La NATO a trazione statunitense che l’attuale presidente Macron – durante il suo primo mandato – aveva decretato essere in stato di «morte cerebrale», dopo l’escalation ucraina del febbraio del 2022 – è ridiventata la “camera di compensazione” tra i Paesi che la animano.

L’Alleanza Atlantica è uno dei maggiori vettori della tendenza alla guerra, dell’innalzamento delle spese militari (almeno fino al 2% dei PIL dei singoli paesi) a detrimento di quelle per il Welfare, e della militarizzazione della vita sociale, con una narrazione tossica patriottarda che inquina l’opinione pubblica.

Figlia di questa nefasta battaglia culturale è volontà dei neo e dei post fascisti presenti nei partiti di governo di ripristinare il 4 Novembre come festa nazionale che celebra la partecipazione dell’Italia al “Grande Massacro” della Prima Guerra Mondiale, considerata come compimento dell’epica risorgimentale.

Ci stringiamo attorno ai famigliari delle 81 vittime della strage di Ustica così come a quelle di Piazza Fontana, Brescia, Bologna, puntando il dito su coloro che ne sono direttamente responsabili e che hanno coperto le loro colpe e contro una classe politica che non vuole fare i conti con i propri “scheletri nell’armadio” e profondamente incurante delle conseguenze delle proprie scelte belliciste.

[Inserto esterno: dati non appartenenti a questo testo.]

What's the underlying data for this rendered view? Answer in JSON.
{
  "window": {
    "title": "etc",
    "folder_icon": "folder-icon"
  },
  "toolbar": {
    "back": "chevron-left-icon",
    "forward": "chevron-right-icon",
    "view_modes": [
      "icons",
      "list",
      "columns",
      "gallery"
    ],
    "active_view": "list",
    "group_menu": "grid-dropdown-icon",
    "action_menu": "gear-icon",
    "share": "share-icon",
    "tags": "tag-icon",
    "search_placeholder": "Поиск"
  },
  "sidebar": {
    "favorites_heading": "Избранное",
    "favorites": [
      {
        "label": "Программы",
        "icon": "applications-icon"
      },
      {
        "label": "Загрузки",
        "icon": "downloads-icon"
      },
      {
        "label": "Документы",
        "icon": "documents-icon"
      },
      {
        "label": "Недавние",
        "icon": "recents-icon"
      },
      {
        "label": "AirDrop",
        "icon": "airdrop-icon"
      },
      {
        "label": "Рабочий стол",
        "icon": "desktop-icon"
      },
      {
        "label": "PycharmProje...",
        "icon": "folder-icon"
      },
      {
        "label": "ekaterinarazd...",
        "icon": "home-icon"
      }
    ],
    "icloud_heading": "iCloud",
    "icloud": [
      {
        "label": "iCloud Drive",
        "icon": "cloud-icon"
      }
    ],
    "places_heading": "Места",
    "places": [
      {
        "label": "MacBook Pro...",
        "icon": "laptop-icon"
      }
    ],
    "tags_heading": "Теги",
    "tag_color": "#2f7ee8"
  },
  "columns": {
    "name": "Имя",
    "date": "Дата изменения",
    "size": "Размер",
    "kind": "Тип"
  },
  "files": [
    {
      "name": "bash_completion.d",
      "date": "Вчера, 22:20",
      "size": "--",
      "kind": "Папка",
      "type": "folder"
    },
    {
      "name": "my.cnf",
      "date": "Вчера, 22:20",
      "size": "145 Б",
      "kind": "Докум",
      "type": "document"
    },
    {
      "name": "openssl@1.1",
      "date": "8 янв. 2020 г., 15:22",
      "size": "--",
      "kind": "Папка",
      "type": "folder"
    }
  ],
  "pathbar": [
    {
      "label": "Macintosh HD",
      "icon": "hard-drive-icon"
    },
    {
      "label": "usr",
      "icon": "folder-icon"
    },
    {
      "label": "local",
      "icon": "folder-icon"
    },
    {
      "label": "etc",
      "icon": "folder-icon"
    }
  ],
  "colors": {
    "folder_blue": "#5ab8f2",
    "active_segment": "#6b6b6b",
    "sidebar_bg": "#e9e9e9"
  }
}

Per queste ragioni promuoviamo ed invitiamo alla partecipazione, mercoledì 6 settembre alle ore 1800, a diversi presidi in varie città italiane

  • Roma, Campo dei Fiori, ore 18:00, ambasciata di Francia

  • Milano, in prossimità al Consolato generale di Francia, in via Privata Cesare Magili, 1 (Via Turati), ore 18:00

  • Bologna, Parco della Zucca, Museo per la memoria di Ustica, ore 18:00

Fuori l’Italia dalla NATO!
Contro le guerre del neo-colonialismo francese in Africa!
Verità e giustizia per le vittime di tutte le stragi!